A federal jury ruled today for Morrison & Foerster’s clients, Elva and Raul Barajas, in a lawsuit against the City of Rohnert Park, California over violations of the U.S. and California Constitutions. The case revolved around the police department’s unlawful search of the Barajas home, a violation of the family’s civil and Fourth Amendment rights.
The Morrison & Foerster pro bono trial team on the matter includes Commercial Litigation and Trial Practice Group chair Arturo Gonzalez, litigation partner Alexis Amezcua and litigation associate Caitlin Blythe. All are based in San Francisco.
Rohnert Park police officers Jacy Tatum, David Rodriguez and Matthew Snodgrass had come to the Barajas home in 2014 looking for the couple’s son, who was on probation; despite the officers’ lack of a search warrant and the couple stating their son wasn’t home, police officers entered the home without the consent of Mr. or Ms. Barajas. One officer entered through a back door with his gun drawn.

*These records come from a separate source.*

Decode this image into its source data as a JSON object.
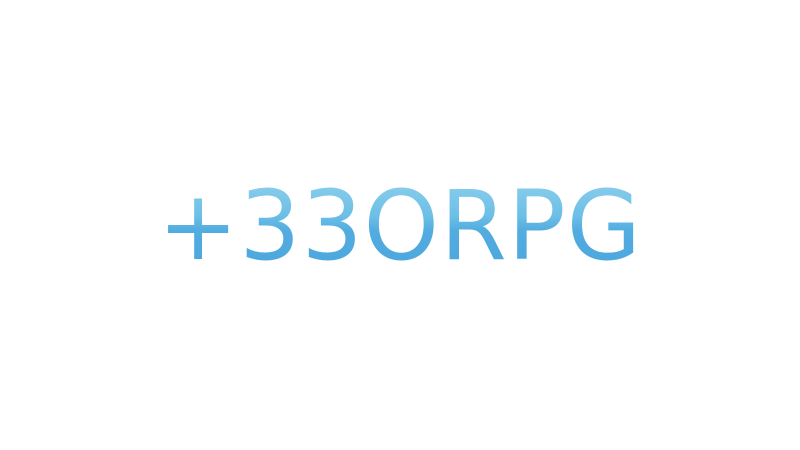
{
  "logo": {
    "text": "+33ORPG"
  },
  "colors": {
    "background": "#ffffff",
    "logo_light": "#8fd0ee",
    "logo_dark": "#4ba6dd"
  }
}
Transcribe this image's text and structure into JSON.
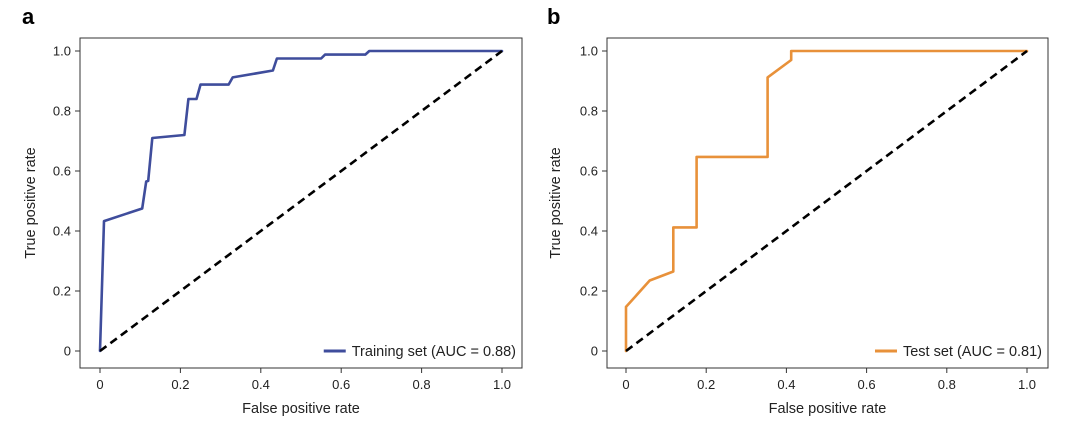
{
  "chart_data": [
    {
      "panel": "a",
      "type": "line",
      "xlabel": "False positive rate",
      "ylabel": "True positive rate",
      "xlim": [
        0,
        1.0
      ],
      "ylim": [
        0,
        1.0
      ],
      "xticks": [
        "0",
        "0.2",
        "0.4",
        "0.6",
        "0.8",
        "1.0"
      ],
      "yticks": [
        "0",
        "0.2",
        "0.4",
        "0.6",
        "0.8",
        "1.0"
      ],
      "grid": false,
      "legend_position": "bottom-right",
      "series": [
        {
          "name": "Training set (AUC = 0.88)",
          "color": "#3f4d9c",
          "x": [
            0,
            0.01,
            0.105,
            0.115,
            0.12,
            0.13,
            0.21,
            0.22,
            0.24,
            0.25,
            0.32,
            0.33,
            0.43,
            0.44,
            0.55,
            0.56,
            0.66,
            0.67,
            1.0
          ],
          "y": [
            0,
            0.433,
            0.475,
            0.565,
            0.567,
            0.71,
            0.72,
            0.84,
            0.84,
            0.888,
            0.888,
            0.912,
            0.935,
            0.975,
            0.975,
            0.988,
            0.988,
            1.0,
            1.0
          ]
        },
        {
          "name": "",
          "style": "dashed",
          "color": "#000000",
          "x": [
            0,
            1.0
          ],
          "y": [
            0,
            1.0
          ]
        }
      ]
    },
    {
      "panel": "b",
      "type": "line",
      "xlabel": "False positive rate",
      "ylabel": "True positive rate",
      "xlim": [
        0,
        1.0
      ],
      "ylim": [
        0,
        1.0
      ],
      "xticks": [
        "0",
        "0.2",
        "0.4",
        "0.6",
        "0.8",
        "1.0"
      ],
      "yticks": [
        "0",
        "0.2",
        "0.4",
        "0.6",
        "0.8",
        "1.0"
      ],
      "grid": false,
      "legend_position": "bottom-right",
      "series": [
        {
          "name": "Test set (AUC = 0.81)",
          "color": "#e8913a",
          "x": [
            0,
            0,
            0.059,
            0.118,
            0.118,
            0.176,
            0.176,
            0.353,
            0.353,
            0.412,
            0.412,
            1.0
          ],
          "y": [
            0,
            0.147,
            0.235,
            0.265,
            0.412,
            0.412,
            0.647,
            0.647,
            0.912,
            0.97,
            1.0,
            1.0
          ]
        },
        {
          "name": "",
          "style": "dashed",
          "color": "#000000",
          "x": [
            0,
            1.0
          ],
          "y": [
            0,
            1.0
          ]
        }
      ]
    }
  ],
  "panels": {
    "a_letter": "a",
    "b_letter": "b"
  }
}
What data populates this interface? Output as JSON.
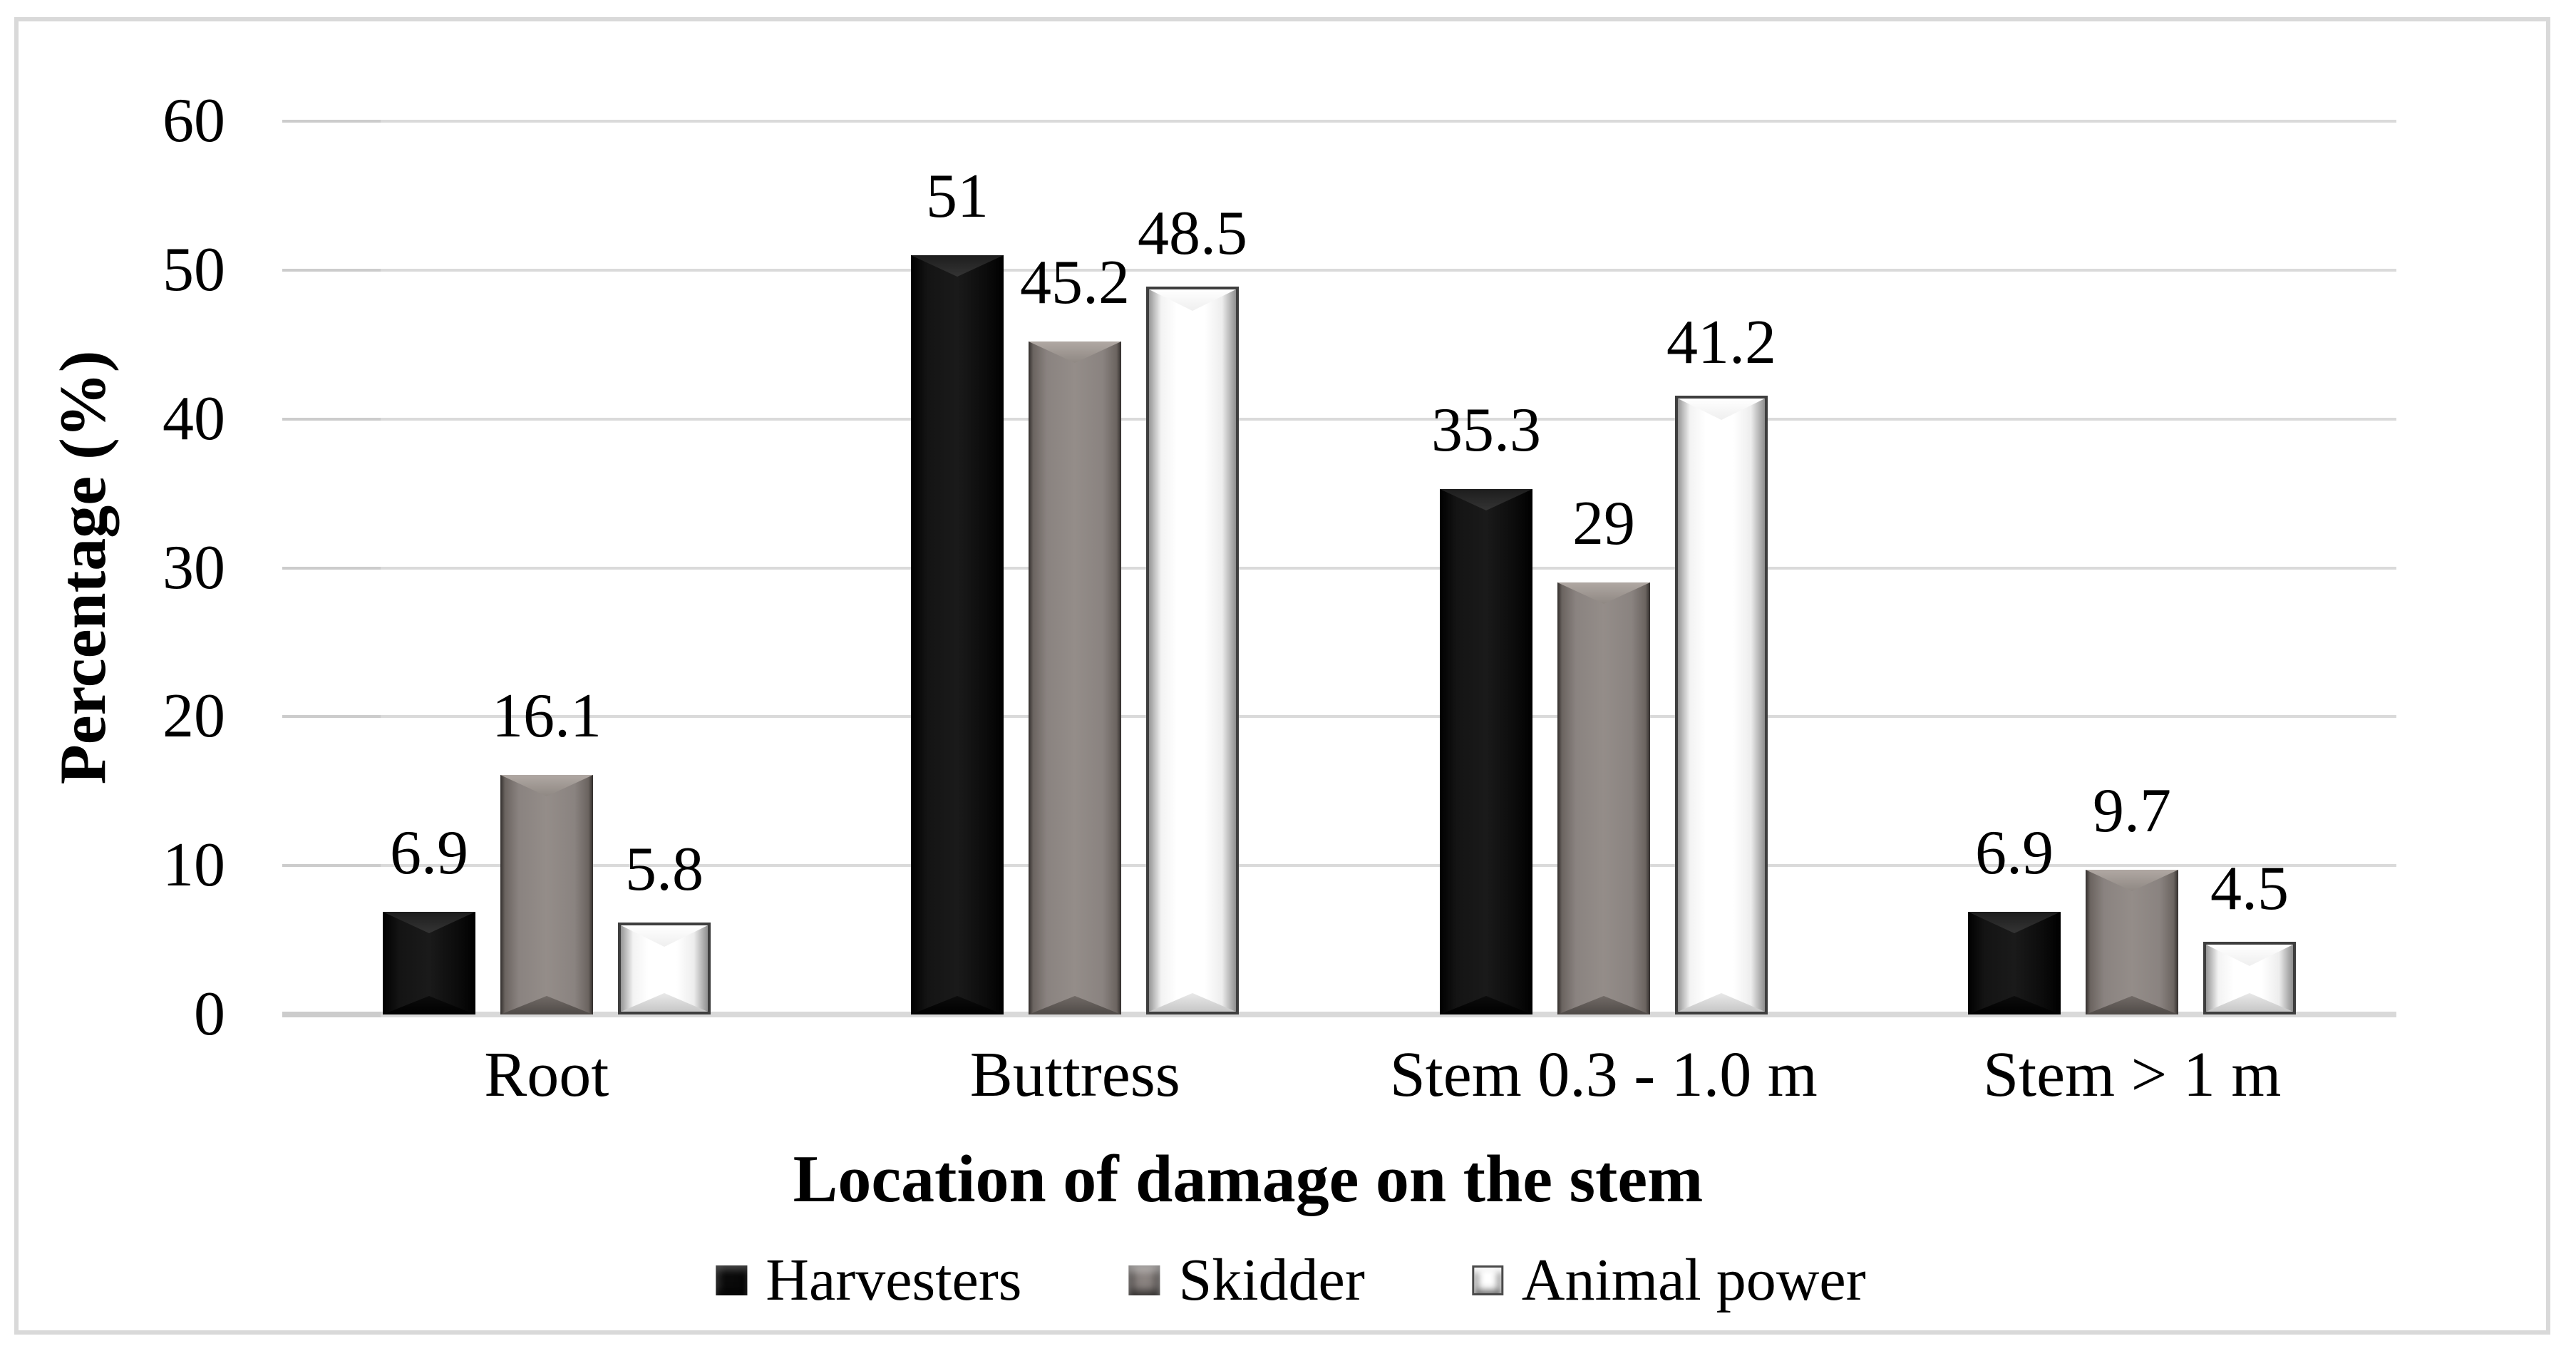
{
  "chart_data": {
    "type": "bar",
    "title": "",
    "categories": [
      "Root",
      "Buttress",
      "Stem 0.3 - 1.0 m",
      "Stem > 1 m"
    ],
    "series": [
      {
        "name": "Harvesters",
        "color": "#0a0a0a",
        "values": [
          6.9,
          51,
          35.3,
          6.9
        ],
        "labels": [
          "6.9",
          "51",
          "35.3",
          "6.9"
        ]
      },
      {
        "name": "Skidder",
        "color": "#8a8380",
        "values": [
          16.1,
          45.2,
          29,
          9.7
        ],
        "labels": [
          "16.1",
          "45.2",
          "29",
          "9.7"
        ]
      },
      {
        "name": "Animal power",
        "color": "#ffffff",
        "values": [
          5.8,
          48.5,
          41.2,
          4.5
        ],
        "labels": [
          "5.8",
          "48.5",
          "41.2",
          "4.5"
        ]
      }
    ],
    "xlabel": "Location of damage on the stem",
    "ylabel": "Percentage (%)",
    "ylim": [
      0,
      60
    ],
    "ytick_interval": 10,
    "yticks": [
      "0",
      "10",
      "20",
      "30",
      "40",
      "50",
      "60"
    ],
    "grid": "horizontal",
    "legend_position": "bottom",
    "bar_style": "beveled-3d"
  },
  "colors": {
    "gridline": "#dadada",
    "tick": "#cccccc",
    "frame_border": "#d9d9d9",
    "text": "#000000",
    "background": "#ffffff"
  }
}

The ruling this afternoon in the U.S. District Court for the Northern District of California determined that the officers entered the home unreasonably under the U.S. and California Constitutions. The trial was held before Judge Sallie Kim. The jury awarded total damages of $75,000 to Mr. and Ms. Barajas, and $70,000 in punitive damages against the officer who entered through the back door with gun drawn.
“The jury understood that parents do not forfeit their constitutional rights simply because their child is on probation,” said Ms. Amezcua. “We will use this verdict to obtain an injunction barring defendants from barging into family’s homes, detaining all residents, and searching every room, simply because one of the residents is on probation.”
“We realize that searching probationers is important,” added Ms. Amezcua, “but it can be done in a way that respects the rights of other people who live in the home.”
Next, the firm intends to file an injunction to stop the Rohnert Park Police Department from conducting further illegal searches.
“We brought this lawsuit to help other families,” said plaintiff Raul Barajas. “We hope things will change, and that law enforcement officers will respect the rights of all families in our community.”